Über die Servicewüste Deutschland klagen viele. Doch es gibt auch Forschungswüsten: spannende Bereiche, die es zu erforschen lohnt, die aber bisher sträflich vernachlässigt wurden. Bei den Betriebswirten (BWLern) waren das die Dienstleistungen.

NÜRNBERG. Obwohl bereits 70 Prozent der deutschen Wirtschaftsleistung heute durch Services erwirtschaftet werden, konzentrierten sich Forschung und Lehre lange Zeit auf die klassische Industrie-BWL. "Die Dienstleistungen waren bislang das Stiefkind der BWL", sagte Alfred Wagenhofer, Vorsitzender des Verbandes der Hochschullehrer der Betriebswirtschaft (VHB), auf der Jahrestagung seines Verbandes vergangene Woche in Nürnberg.
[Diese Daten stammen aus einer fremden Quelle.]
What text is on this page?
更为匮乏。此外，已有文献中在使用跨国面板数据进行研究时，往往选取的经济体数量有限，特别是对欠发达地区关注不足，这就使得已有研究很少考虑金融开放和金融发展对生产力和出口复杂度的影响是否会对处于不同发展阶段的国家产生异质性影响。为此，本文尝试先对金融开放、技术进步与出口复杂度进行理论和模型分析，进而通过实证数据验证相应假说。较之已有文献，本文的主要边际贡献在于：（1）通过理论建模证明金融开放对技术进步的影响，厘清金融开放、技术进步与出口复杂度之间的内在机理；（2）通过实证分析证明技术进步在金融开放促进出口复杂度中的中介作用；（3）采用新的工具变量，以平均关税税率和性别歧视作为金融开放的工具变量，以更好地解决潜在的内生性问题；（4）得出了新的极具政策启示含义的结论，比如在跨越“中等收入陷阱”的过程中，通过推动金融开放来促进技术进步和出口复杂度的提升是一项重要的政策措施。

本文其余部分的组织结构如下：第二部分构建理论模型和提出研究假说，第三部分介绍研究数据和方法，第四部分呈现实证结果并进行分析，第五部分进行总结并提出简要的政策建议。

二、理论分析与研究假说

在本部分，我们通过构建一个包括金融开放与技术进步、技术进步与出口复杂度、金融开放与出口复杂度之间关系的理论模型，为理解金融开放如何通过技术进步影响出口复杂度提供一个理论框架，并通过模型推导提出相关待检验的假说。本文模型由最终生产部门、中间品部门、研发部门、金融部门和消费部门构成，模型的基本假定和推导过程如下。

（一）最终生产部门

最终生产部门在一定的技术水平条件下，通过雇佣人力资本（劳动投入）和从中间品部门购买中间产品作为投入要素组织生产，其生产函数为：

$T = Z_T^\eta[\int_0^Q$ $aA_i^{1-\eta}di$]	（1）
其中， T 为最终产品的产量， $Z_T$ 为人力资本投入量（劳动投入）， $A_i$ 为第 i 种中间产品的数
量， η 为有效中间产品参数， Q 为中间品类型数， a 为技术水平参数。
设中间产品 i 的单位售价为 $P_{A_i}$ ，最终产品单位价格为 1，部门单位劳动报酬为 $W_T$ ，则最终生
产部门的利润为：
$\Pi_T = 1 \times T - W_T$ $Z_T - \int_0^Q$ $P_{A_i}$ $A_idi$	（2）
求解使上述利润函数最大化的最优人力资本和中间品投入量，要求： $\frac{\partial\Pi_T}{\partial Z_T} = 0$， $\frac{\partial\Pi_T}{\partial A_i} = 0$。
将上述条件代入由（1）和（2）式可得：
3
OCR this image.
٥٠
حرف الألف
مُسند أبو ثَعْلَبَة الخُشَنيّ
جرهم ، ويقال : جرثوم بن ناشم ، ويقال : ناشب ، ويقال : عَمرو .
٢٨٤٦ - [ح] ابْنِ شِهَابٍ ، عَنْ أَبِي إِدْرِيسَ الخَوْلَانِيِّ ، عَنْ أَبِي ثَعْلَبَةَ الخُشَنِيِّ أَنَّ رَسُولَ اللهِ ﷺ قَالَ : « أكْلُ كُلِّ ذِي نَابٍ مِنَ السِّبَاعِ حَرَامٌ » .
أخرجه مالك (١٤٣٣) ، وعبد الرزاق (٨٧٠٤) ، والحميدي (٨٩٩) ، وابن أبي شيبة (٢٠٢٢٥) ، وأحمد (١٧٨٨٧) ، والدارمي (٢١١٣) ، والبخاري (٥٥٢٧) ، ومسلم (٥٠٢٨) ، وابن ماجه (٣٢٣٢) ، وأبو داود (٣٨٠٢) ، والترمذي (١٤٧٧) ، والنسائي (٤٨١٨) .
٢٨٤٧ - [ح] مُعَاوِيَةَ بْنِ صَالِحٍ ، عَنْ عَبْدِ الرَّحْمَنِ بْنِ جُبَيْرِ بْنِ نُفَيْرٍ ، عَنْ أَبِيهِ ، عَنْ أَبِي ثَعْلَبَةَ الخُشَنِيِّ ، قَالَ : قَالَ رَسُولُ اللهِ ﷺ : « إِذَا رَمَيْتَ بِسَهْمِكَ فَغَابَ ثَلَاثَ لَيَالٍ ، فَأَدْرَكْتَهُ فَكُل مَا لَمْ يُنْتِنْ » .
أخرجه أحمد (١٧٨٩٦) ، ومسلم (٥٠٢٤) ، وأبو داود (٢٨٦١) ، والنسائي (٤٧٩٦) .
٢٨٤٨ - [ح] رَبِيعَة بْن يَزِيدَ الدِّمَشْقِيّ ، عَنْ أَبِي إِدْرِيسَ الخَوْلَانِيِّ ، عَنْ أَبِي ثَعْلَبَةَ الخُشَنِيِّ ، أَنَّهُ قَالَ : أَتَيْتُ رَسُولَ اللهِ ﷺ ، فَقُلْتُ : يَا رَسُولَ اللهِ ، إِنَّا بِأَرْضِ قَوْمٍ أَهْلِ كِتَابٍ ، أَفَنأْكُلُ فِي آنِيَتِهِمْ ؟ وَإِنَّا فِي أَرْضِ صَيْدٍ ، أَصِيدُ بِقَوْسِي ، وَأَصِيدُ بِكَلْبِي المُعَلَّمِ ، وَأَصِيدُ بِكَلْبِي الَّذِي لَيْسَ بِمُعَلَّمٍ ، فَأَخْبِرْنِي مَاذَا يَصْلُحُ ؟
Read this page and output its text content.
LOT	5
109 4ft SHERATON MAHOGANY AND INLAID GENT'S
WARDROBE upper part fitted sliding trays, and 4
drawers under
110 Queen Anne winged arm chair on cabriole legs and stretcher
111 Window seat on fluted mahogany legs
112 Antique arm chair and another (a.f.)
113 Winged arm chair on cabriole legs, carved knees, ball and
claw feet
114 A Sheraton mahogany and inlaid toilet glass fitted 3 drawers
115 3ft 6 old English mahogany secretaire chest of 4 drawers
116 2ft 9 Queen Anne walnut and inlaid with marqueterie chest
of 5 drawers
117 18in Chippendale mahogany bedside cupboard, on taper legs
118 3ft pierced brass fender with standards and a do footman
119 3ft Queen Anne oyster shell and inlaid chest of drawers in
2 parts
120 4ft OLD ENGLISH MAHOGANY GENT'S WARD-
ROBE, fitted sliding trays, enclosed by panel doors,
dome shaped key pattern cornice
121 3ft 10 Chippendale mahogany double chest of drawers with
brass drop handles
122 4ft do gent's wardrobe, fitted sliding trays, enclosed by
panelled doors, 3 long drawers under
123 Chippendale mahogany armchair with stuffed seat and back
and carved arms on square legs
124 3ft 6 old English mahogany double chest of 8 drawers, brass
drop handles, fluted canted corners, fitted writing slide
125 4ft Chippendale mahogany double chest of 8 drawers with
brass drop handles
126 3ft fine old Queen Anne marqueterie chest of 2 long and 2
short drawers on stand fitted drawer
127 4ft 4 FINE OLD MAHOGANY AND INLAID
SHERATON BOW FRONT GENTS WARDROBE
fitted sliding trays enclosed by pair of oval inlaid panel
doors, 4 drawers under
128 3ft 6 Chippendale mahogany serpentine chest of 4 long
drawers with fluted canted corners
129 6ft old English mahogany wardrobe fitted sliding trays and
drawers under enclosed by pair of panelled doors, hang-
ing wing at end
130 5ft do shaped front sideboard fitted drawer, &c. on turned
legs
Um das zu ändern, hatte er die Dienstleistungen zum Schwerpunktthema des Treffens gemacht.

Dass die Industrie in der BWL bisher im Vordergrund stand, hat zweierlei Gründe: einerseits, weil die deutsche Wirtschaft tatsächlich in der Nachkriegszeit vor allem ingenieurgetrieben prosperierte, andererseits aber auch, weil Dienstleistungen so schlecht zu definieren sind. Von der Gastronomie über die Wartung von Maschinen und Rechnern, vom Gesundheitsservice bis zu den Finanzdienstleistungen gehört vieles in die weitläufige Kategorie Services.